Le monde du travail évolue vers des organisations de plus en plus plates : la hiérarchie subsiste mais est beaucoup moins rigide que par le passé. Il en résulte une relation plus directe entre les managers et les employés, où les discussions sont transparentes et l’approche plus fluide.

Dans ces environnements de travail, les informations et les compétences se diffusent plus rapidement, ce qui permet une croissance accélérée des individus et des équipes. Le résultat évident est une plus grande flexibilité dans les rôles et les activités, mais pour que cela se traduise par un véritable avantage concurrentiel, il faut qu’il y ait une réciprocité dans les communications.

Pour les entreprises, il est important de développer le comportement des employés qui leur permet de mettre en œuvre des stratégies et d’atteindre des objectifs dans le respect de la logique éthique et des valeurs humaines, sociales et économiques.

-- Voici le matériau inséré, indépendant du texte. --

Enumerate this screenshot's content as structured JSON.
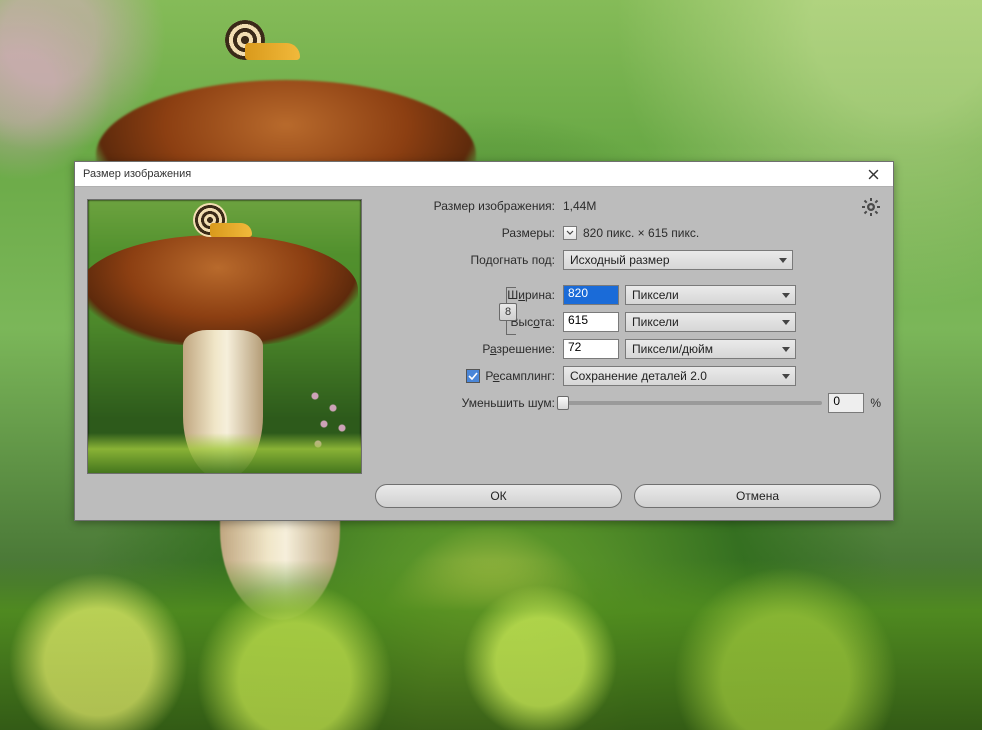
{
  "dialog": {
    "title": "Размер изображения",
    "size_label": "Размер изображения:",
    "size_value": "1,44M",
    "dimensions_label": "Размеры:",
    "dimensions_value": "820 пикс. × 615 пикс.",
    "fit_label": "Подогнать под:",
    "fit_value": "Исходный размер",
    "width_label_pre": "Ш",
    "width_label_u": "и",
    "width_label_post": "рина:",
    "width_value": "820",
    "width_unit": "Пиксели",
    "height_label_pre": "Выс",
    "height_label_u": "о",
    "height_label_post": "та:",
    "height_value": "615",
    "height_unit": "Пиксели",
    "resolution_label_pre": "Р",
    "resolution_label_u": "а",
    "resolution_label_post": "зрешение:",
    "resolution_value": "72",
    "resolution_unit": "Пиксели/дюйм",
    "resample_label_pre": "Р",
    "resample_label_u": "е",
    "resample_label_post": "самплинг:",
    "resample_value": "Сохранение деталей 2.0",
    "noise_label": "Уменьшить шум:",
    "noise_value": "0",
    "noise_suffix": "%",
    "ok_label": "ОК",
    "cancel_label": "Отмена",
    "link_icon_glyph": "8"
  }
}
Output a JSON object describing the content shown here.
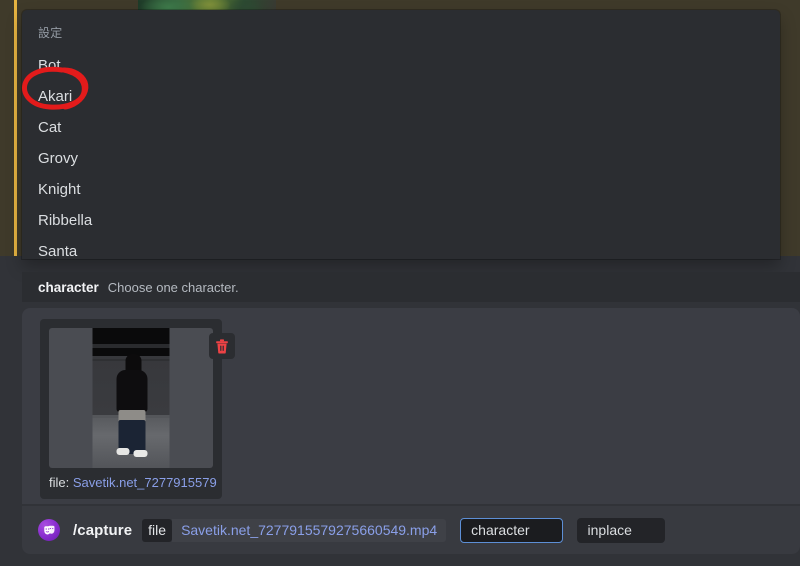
{
  "popup": {
    "header": "設定",
    "items": [
      {
        "label": "Bot"
      },
      {
        "label": "Akari"
      },
      {
        "label": "Cat"
      },
      {
        "label": "Grovy"
      },
      {
        "label": "Knight"
      },
      {
        "label": "Ribbella"
      },
      {
        "label": "Santa"
      }
    ],
    "annotated_item": "Akari",
    "annotation_color": "#e31b1b"
  },
  "option_hint": {
    "name": "character",
    "description": "Choose one character."
  },
  "attachment": {
    "filename_prefix": "file: ",
    "filename_truncated": "Savetik.net_7277915579…",
    "delete_icon": "trash-icon",
    "delete_icon_color": "#ed4245"
  },
  "command_bar": {
    "bot_icon": "theater-masks-icon",
    "command": "/capture",
    "arg_key": "file",
    "arg_value": "Savetik.net_7277915579275660549.mp4",
    "options": [
      {
        "label": "character",
        "active": true
      },
      {
        "label": "inplace",
        "active": false
      }
    ]
  },
  "colors": {
    "mention_accent": "#e5b341",
    "mention_bg": "#3f3a2a",
    "popup_bg": "#2b2d31",
    "panel_bg": "#3b3d44",
    "input_bg": "#383a40",
    "link": "#8a9fe8",
    "focus_border": "#5d8fd6"
  }
}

Lorsque les conditions culturelles préalables de l’entreprise sont en place, l’upward feedback (remontée des informations) entre en jeu. Le concept est simple : pour qu’une entreprise fonctionne au mieux, les dirigeants doivent recevoir des critiques et des conseils non seulement de leurs supérieurs, mais aussi des leurs subordonnés.

Ce type de communication devient donc un levier de croissance extrêmement important, car il peut donner aux superviseurs une vision plus large des activités, mettre en lumière certaines questions critiques “cachées” dans les opérations de routine ou améliorer les relations entre collègues.

Les commentaires destinés à la direction (upward feedback) doivent donc être des critiques constructives, sans crainte ni surcharge émotionnelle, et doivent avoir lieu aux bons endroits et aux bons moments, en fonction de la taille, du rôle et de la dimension de l’entreprise.

Voici quelques conseils.

Quand partager les conseils et les critiques avec le manager ?

Les organisations plus structurées procèdent à des évaluations régulières des performances : ce n’est certainement pas le bon endroit pour aborder ces questions.

De même, il est préférable d’éviter les critiques pendant les réunions d’équipe, en dehors du travail ou en présence de clients et de fournisseurs.

La manière la plus appropriée est de tenir de petites réunions privées, organisées selon un calendrier partagé (de préférence juste avant ou après une réunion), mais cela dépend du type de relation qui s’est établi au fil du temps entre les collaborateurs et les managers.

Si le superviseur ne semble pas suffisamment ouvert à l’échange, il est préférable d’évaluer la situation en termes de coûts et de bénéfices.

Quelques conseils pour assurer un feedback positif

La relation est-elle solide et le manager est-il réceptif ? Voici ce qu’il faut retenir.

Soyez transparent et professionnel. Ne laissez pas vos émotions prendre le dessus, peut-être en parlant trop, mais essayez d’exprimer clairement toutes vos préoccupations et/ou critiques. Le mot clé est l’honnêteté.

Allez rapidement à l’essentiel. Tourner autour des problèmes peut être source de confusion et de malentendus entre les parties.

Ajoutez des commentaires positifs aux critiques. Il ne s’agit pas de “faire plaisir au patron”, mais d’être gentil.

Apportez des solutions, pas seulement des problèmes. Avez-vous déjà une solution en tête ou savez-vous qui pourrait vous aider ? Signalez ces informations, pour donner plus de valeur à vos commentaires. Ce n’est que de cette manière qu’il s’agira d’une véritable critique constructive.

Le facteur le plus important est que la critique soit réellement constructive. La question qui se pose est de savoir si le comportement du manager affecte réellement les performances ou s’il s’agit simplement d’une gêne personnelle facile à surmonter. La réponse sera la clé de la meilleure approche à adopter.